En esa línea, remarcó que la tendencia actual apunta a fortalecer la videovigilancia.
"En un momento donde lo moderno en la seguridad es la videovigilancia, como hace el sistema 9-1-1, que graba las 24 horas, por suerte, y gracias a lo cual hace poco se esclareció el robo de una camioneta, la tendencia actual es que se pueda filmar justamente para garantizar mayor seguridad", hizo hincapié.
Cornejo insistió en la necesidad de establecer previamente una ronda de consultas para tener un esquema claro de prioridades en materia de seguridad.
"Antes que la sanción de esta ley hay temas más urgentes, como la ley de bienestar policial o la reforma integral del servicio penitenciario provincial, en función de casos que son de público conocimiento", finalizó.
Advertencia de inconstitucionalidad
A las críticas se sumó el abogado constitucionalista Sebastián Aguirre Astigueta, quien destacó aspectos controvertidos de la iniciativa que "permiten, a priori, sostener su inconstitucionalidad".
El reparo más fuerte se dirige contra la restricción que la norma opera sobre la libertad informativa de la sociedad, "esto es, sobre el derecho a saber qué está pasando; en palabras de Mayo de 1810, a que el pueblo pueda 'saber de qué se trata'", sostuvo.
Y advirtió que someter toda divulgación a un autorización judicial previa, "reduce, en los hechos, el conocimiento público de hechos de manifiesto interés general".
"Es la dimensión colectiva, o social, de la libertad de expresión la que conecta de manera más nítida con el control ciudadano de los actos de gobierno y con el imperativo de no aprisionar las fuentes ni la circulación periodística", manifestó, y advirtió "los estándares interamericanos son consistentes: sin flujo de información sobre la actuación estatal, la deliberación democrática se debilita".
En esa línea, Astigueta remarcó que "por esa misma razón se ha consolidado la conciencia jurídica acerca de que existe un derecho preferente de acceso a la información en poder del Estado: toda información, sea la filmación de un procedimiento o la evidencia de que alguien invoca 'contactos' para eludir un control, exigible frente a los poderes públicos con base en el principio de máxima divulgación", sostuvo.
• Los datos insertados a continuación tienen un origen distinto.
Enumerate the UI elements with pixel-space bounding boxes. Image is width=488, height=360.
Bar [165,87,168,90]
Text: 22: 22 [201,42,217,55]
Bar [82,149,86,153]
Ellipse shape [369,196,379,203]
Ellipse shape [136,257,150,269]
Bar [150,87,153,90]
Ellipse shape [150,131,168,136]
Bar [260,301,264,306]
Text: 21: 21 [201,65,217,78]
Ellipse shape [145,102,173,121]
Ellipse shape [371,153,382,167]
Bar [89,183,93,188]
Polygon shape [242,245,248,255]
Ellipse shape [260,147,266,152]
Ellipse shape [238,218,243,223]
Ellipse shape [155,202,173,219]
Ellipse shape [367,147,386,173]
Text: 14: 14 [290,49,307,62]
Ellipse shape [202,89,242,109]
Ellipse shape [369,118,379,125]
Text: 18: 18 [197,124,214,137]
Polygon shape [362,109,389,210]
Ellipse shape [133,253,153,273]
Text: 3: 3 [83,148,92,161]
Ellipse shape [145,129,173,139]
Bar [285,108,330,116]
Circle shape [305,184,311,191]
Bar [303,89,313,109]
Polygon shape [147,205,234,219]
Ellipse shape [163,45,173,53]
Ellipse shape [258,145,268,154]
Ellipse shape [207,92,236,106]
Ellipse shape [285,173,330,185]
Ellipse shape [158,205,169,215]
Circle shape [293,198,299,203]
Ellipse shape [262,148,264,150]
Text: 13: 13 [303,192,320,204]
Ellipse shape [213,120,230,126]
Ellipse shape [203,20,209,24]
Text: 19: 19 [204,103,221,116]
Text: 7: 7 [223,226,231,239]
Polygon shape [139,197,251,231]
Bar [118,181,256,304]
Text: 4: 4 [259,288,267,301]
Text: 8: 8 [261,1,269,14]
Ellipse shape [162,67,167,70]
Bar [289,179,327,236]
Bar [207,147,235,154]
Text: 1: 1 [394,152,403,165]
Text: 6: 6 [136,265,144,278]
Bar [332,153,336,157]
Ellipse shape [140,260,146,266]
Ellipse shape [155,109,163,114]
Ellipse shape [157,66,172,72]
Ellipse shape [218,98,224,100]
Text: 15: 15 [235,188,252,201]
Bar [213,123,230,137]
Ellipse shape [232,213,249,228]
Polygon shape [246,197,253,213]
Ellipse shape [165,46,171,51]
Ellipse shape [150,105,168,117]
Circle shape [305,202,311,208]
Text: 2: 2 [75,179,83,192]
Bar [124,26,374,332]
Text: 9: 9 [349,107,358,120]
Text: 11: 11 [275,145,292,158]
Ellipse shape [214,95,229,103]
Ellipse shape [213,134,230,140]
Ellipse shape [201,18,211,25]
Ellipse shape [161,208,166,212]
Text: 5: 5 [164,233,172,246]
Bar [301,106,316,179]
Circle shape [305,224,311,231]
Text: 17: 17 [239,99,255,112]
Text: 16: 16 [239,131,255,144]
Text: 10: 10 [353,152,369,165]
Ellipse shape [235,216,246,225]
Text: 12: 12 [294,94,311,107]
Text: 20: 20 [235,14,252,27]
Y subrayó: "La publicidad es siempre la regla; el secreto, la excepción, y sujeta a un test estricto".
En cuanto a la afectación al secreto de las fuentes, eje del trabajo periodístico, refirió: "es cierto que el proyecto no obliga, ni podría obligar, al periodista a revelarlas: la obligación recae sobre el agente o el funcionario, a quien se le prohíbe difundir. Pero allí es donde reside, precisamente, la inconstitucionalidad".
Y agregó: "Se genera, por vía de la legislación provincial aplicable al personal de la Administración Pública, lo que los estándares interamericanos denominan "efecto indirecto" sobre la libertad de expresión: una restricción sobre el flujo de información desde el interior del Estado hacia la prensa".
"Nada hay en el honor o en la propia imagen de las personas, bienes que, además, admiten reparación ulterior por las vías civil o penal, que justifique erosionar una libertad preferida como es, en la Argentina, la de prensa", culminó.